Discrete Emotion Approaches to the Structure of Emotion

A discrete emotion approach to the structure of emotion argues that certain categories (e.g., those described by such English words as anger, sadness, fear, happiness, and disgust) form the most basic elements of emotional life. Discrete emotion approaches have been consistently criticized throughout the history of emotion research because instrument-based measures of the face, voice, body, and brain in humans (i.e., measures that do not require a human perceiver) as well as animal studies have not revealed the existence of discrete categories in nature (for recent reviews, see Barrett and colleagues). Some studies of cardiovascular measurements, electromyographic activity of facial muscles, acoustical analyses of vocal cues, and blood flow changes within the brain do show consistent differences between discrete emotion categories, but the larger body of evidence disconfirms anger, sadness, fear, happiness, and disgust as fundamental mental elements. This is because there is tremendous variability in the patterns observed within a single category, as well as low consistency in the patterns observed across categories. Nonetheless, perceiver-based measurements (as when one person judges the face or actions of another) often give evidence of clear categories.

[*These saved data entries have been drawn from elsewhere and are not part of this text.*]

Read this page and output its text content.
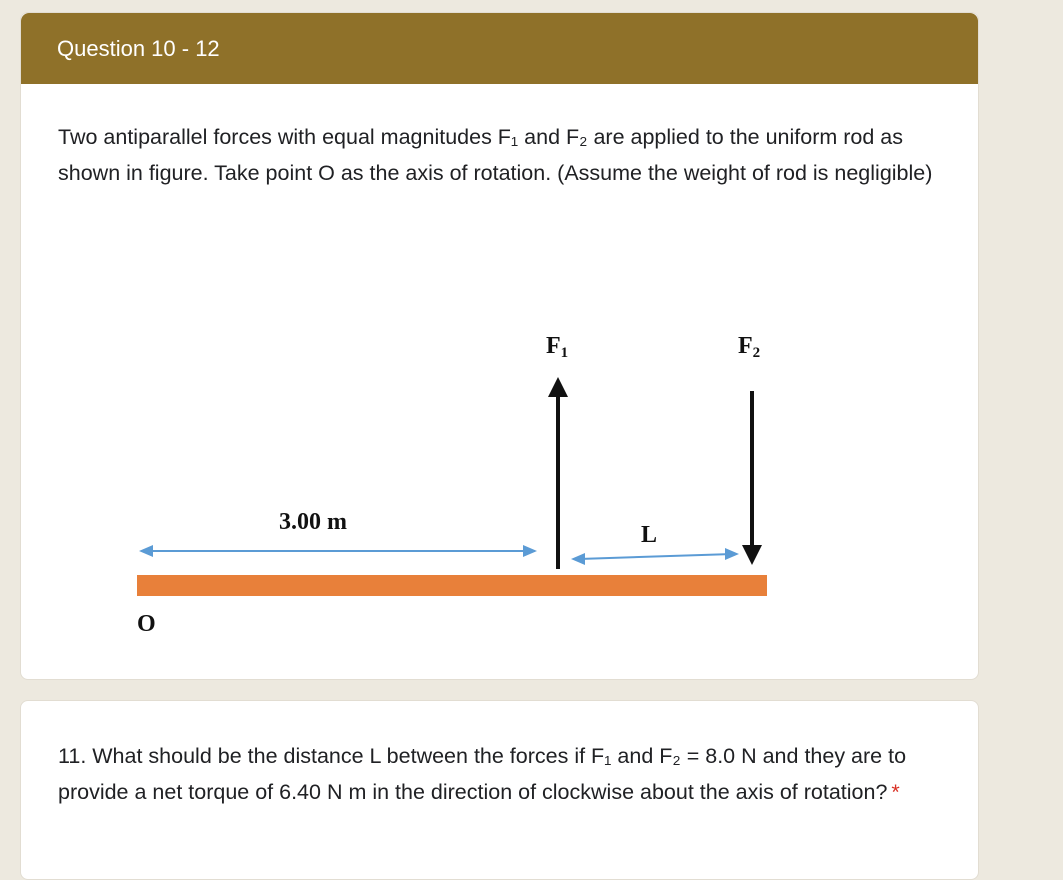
Question 10 - 12
Two antiparallel forces with equal magnitudes F₁ and F₂ are applied to the uniform rod as shown in figure. Take point O as the axis of rotation. (Assume the weight of rod is negligible)
F1	F2
3.00 m	L
O
11. What should be the distance L between the forces if F₁ and F₂ = 8.0 N and they are to provide a net torque of 6.40 N m in the direction of clockwise about the axis of rotation? *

Dimensional Approaches to the Structure of Emotion

A dimensional approach to the structure of emotion assumes that the words anger, sadness, fear, and so on name folk categories that divide up the continuous and contextually sensitive range of mental events consisting of highly variable measurable outcomes (e.g., facial muscle movements, peripheral physiology, behavior). These events are constructed from more fundamental building blocks, with affect as one key element. In English, the word affect means to produce a change. To be affected by something is to be influenced by it. In science, and particularly in psychology, affect refers to a special kind of influence—something's ability to influence your mind in a way that is linked to your body. Historically, affect referred to a simple feeling—to be affected is to feel something. In modern psychological usage, affect refers to the mental counterpart of internal bodily representations associated with emotions, actions that involve some degree of motivation, intensity, and force, or even personality dispositions.

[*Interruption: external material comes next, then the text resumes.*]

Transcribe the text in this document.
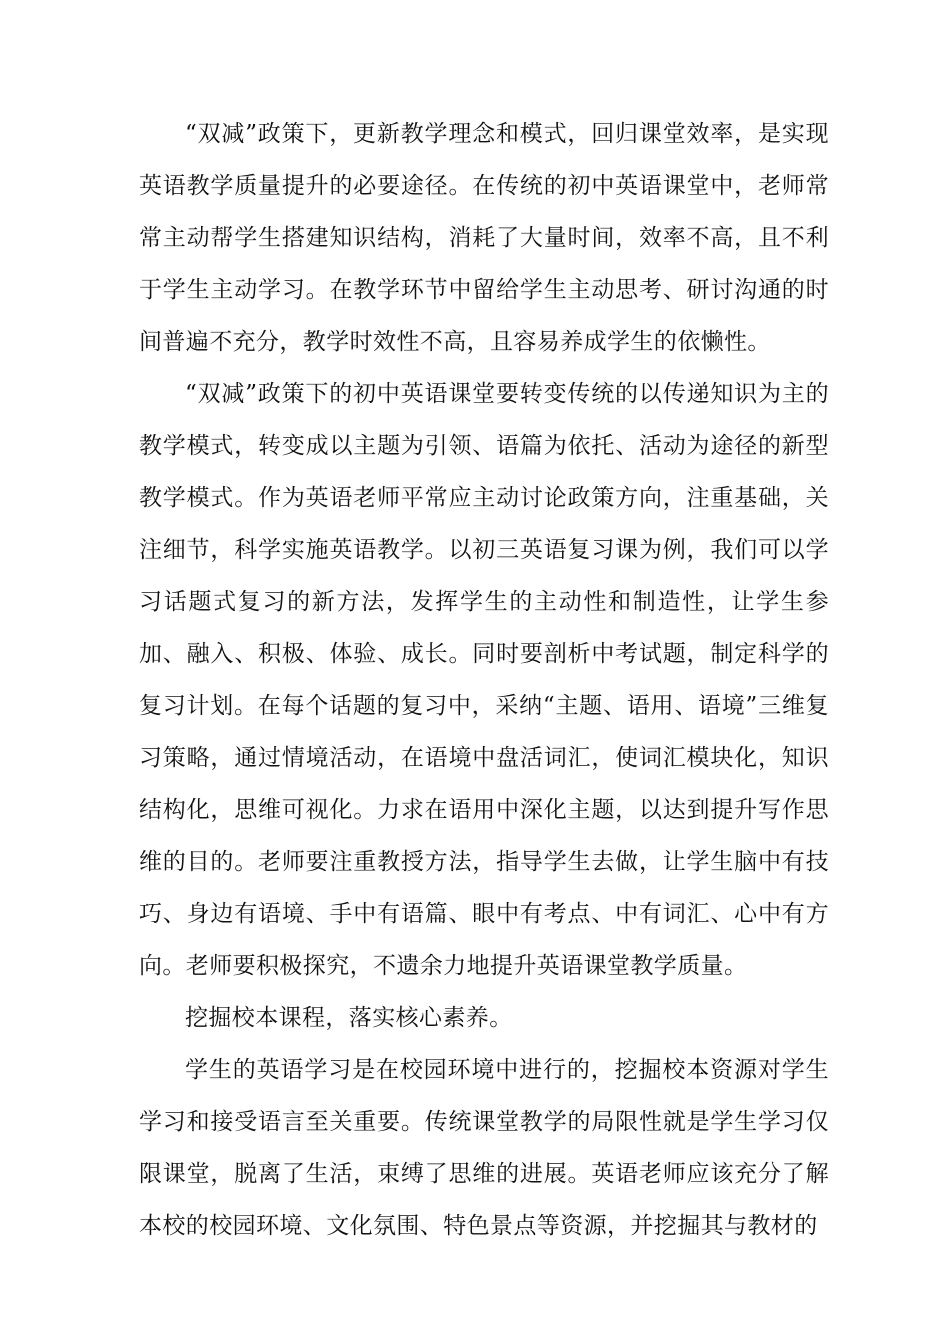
“双减”政策下，更新教学理念和模式，回归课堂效率，是实现英语教学质量提升的必要途径。在传统的初中英语课堂中，老师常常主动帮学生搭建知识结构，消耗了大量时间，效率不高，且不利于学生主动学习。在教学环节中留给学生主动思考、研讨沟通的时间普遍不充分，教学时效性不高，且容易养成学生的依懒性。

“双减”政策下的初中英语课堂要转变传统的以传递知识为主的教学模式，转变成以主题为引领、语篇为依托、活动为途径的新型教学模式。作为英语老师平常应主动讨论政策方向，注重基础，关注细节，科学实施英语教学。以初三英语复习课为例，我们可以学习话题式复习的新方法，发挥学生的主动性和制造性，让学生参加、融入、积极、体验、成长。同时要剖析中考试题，制定科学的复习计划。在每个话题的复习中，采纳“主题、语用、语境”三维复习策略，通过情境活动，在语境中盘活词汇，使词汇模块化，知识结构化，思维可视化。力求在语用中深化主题，以达到提升写作思维的目的。老师要注重教授方法，指导学生去做，让学生脑中有技巧、身边有语境、手中有语篇、眼中有考点、中有词汇、心中有方向。老师要积极探究，不遗余力地提升英语课堂教学质量。

挖掘校本课程，落实核心素养。

学生的英语学习是在校园环境中进行的，挖掘校本资源对学生学习和接受语言至关重要。传统课堂教学的局限性就是学生学习仅限课堂，脱离了生活，束缚了思维的进展。英语老师应该充分了解本校的校园环境、文化氛围、特色景点等资源，并挖掘其与教材的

Dimensional models describe affect as having the properties of valence and arousal (Russell and Barrett), valence and intensity (e.g., Lang), positive and negative activation (e.g., Watson and Tellegen), positive and negative affect (Cacioppo and colleagues), tense and energetic arousal (Thayer), or approach and withdrawal (e.g., Davidson). The properties of affect, no matter how they are characterized, can be summarized using the affective circumplex (Barrett and Bliss-Moreau) (see Figure 1). The circumplex has two parts: a circle, which depicts the similarity or relatedness between affective elements (be they words or faces or reports of emotional experience), and a set of axes, which are the dimensions themselves and represent the psychological properties that quantify what is similar and different about the elements. Not all dimensional models of affect incorporate circumplex assumptions, although they are usually depicted in a circular space. And although there are debates over which set of dimensions best describes affective space, all can be incorporated into the same circular structure (Carroll and colleagues). Dimensional approaches to the structure of emotion have been criticized because they cannot explain how the instances referred to by the English words anger, fear, and disgust are different from one another (for example, these are all unpleasant, high arousal states).